思路：二分匹配，给图中每个#编号，相邻的两个#之间建边，我们就得到了一个二分图，答案即为最大匹配数。
AC代码：

#include<stdio.h>
#include<string.h>
#include<algorithm>
#include<queue>
#define met(s,k) memset(s,k,sizeof s)
#define scan(a) scanf("%d",&a)
#define scanl(a) scanf("%lld",&a)
#define scann(a,b) scanf("%d%d",&a,&b)
#define scannl(a,b) scanf("%lld%lld",&a,&b)
#define scannn(a,b,c) scanf("%d%d%d",&a,&b,&c)
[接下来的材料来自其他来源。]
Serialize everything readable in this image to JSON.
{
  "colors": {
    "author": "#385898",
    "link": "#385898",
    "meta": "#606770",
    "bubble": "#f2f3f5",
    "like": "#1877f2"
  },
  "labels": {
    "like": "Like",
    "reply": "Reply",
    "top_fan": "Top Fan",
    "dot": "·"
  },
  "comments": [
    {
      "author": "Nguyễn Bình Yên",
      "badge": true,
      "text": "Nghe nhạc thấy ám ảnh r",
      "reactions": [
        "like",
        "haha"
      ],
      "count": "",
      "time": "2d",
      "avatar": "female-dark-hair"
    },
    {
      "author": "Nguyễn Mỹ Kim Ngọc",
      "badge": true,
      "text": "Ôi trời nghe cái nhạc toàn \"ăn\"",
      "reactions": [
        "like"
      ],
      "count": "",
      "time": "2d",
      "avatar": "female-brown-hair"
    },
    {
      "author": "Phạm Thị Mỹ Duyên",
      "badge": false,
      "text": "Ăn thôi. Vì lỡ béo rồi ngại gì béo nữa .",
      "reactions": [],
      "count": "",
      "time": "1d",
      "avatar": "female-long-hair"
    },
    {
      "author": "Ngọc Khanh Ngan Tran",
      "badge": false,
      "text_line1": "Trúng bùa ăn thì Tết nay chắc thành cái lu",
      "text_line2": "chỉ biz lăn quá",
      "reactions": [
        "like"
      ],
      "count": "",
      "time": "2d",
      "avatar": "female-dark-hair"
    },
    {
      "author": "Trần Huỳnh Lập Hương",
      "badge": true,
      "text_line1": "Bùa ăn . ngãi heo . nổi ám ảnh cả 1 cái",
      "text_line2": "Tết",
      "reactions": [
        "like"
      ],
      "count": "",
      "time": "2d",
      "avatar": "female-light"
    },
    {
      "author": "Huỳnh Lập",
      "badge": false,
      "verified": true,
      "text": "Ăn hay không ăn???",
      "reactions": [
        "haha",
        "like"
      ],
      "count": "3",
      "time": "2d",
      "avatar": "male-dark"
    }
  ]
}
#define prin(a) printf("%d\n",a)
#define prinl(a) printf("%lld\n",a)
using namespace std;
typedef long long ll;
const int inf=5005;
int k,n,m,vis[2*inf],match[2*inf],cont,pos[605][605],p[2*inf],num;
int mp[605][605];
struct edge
{
    int st,en,next;
}e[10000];//邻接矩阵存边
void init()
{
    met(p,-1);
    num=0;
    met(pos,0);
    cont=1;
}
void add(int st,int en)
{
    e[num].st=st;
    e[num].en=en;
    e[num].next=p[st];
    p[st]=num++;
}
int matched(int u)
{
    for(int i=p[u]; i!=-1; i=e[i].next)
    {
        int v=e[i].en;
        if(!vis[v])
        {
            vis[v]=1;
            if(!match[v]||matched(match[v]))
            {
                match[v]=u;
                match[u]=v;
                return 1;
            }
        }
    }
    return 0;
}
int hungarian()//匈牙利模板
{
    int ans=0;
    met(match,0);
    for(int i=1; i<cont; i++)
    {
        if(!match[i])
        {
            met(vis,0);
            if(matched(i))
            {
                ans++;
            }
        }
    }
    return ans;
}
int main()
{
    int t,cas=0;
    scan(t);
    while(t--)
    {
        scan(n);
        init();
        for(int i=1; i<=n; i++)
        {
            getchar();
            for(int j=1; j<=n; j++)
            {
                scanf("%c",&mp[i][j]);
                if(mp[i][j]=='#')pos[i][j]=cont++;
            }
        }
        for(int i=1;i<=n;i++)
        {
            for(int j=1;j<=n;j++)
            {
                if(pos[i][j])
                {
                    if(pos[i+1][j])add(pos[i][j],pos[i+1][j]+inf);//建立一个虚拟点j+inf，便于匹配
                    if(pos[i-1][j])add(pos[i][j],pos[i-1][j]+inf);
                    if(pos[i][j+1])add(pos[i][j],pos[i][j+1]+inf);
                    if(pos[i][j-1])add(pos[i][j],pos[i][j-1]+inf);
                }
            }
        }
        printf("Case %d: %d\n",++cas,hungarian()/2);//因为匹配的是虚拟点，所以答案应该/2
    }
    return 0;
}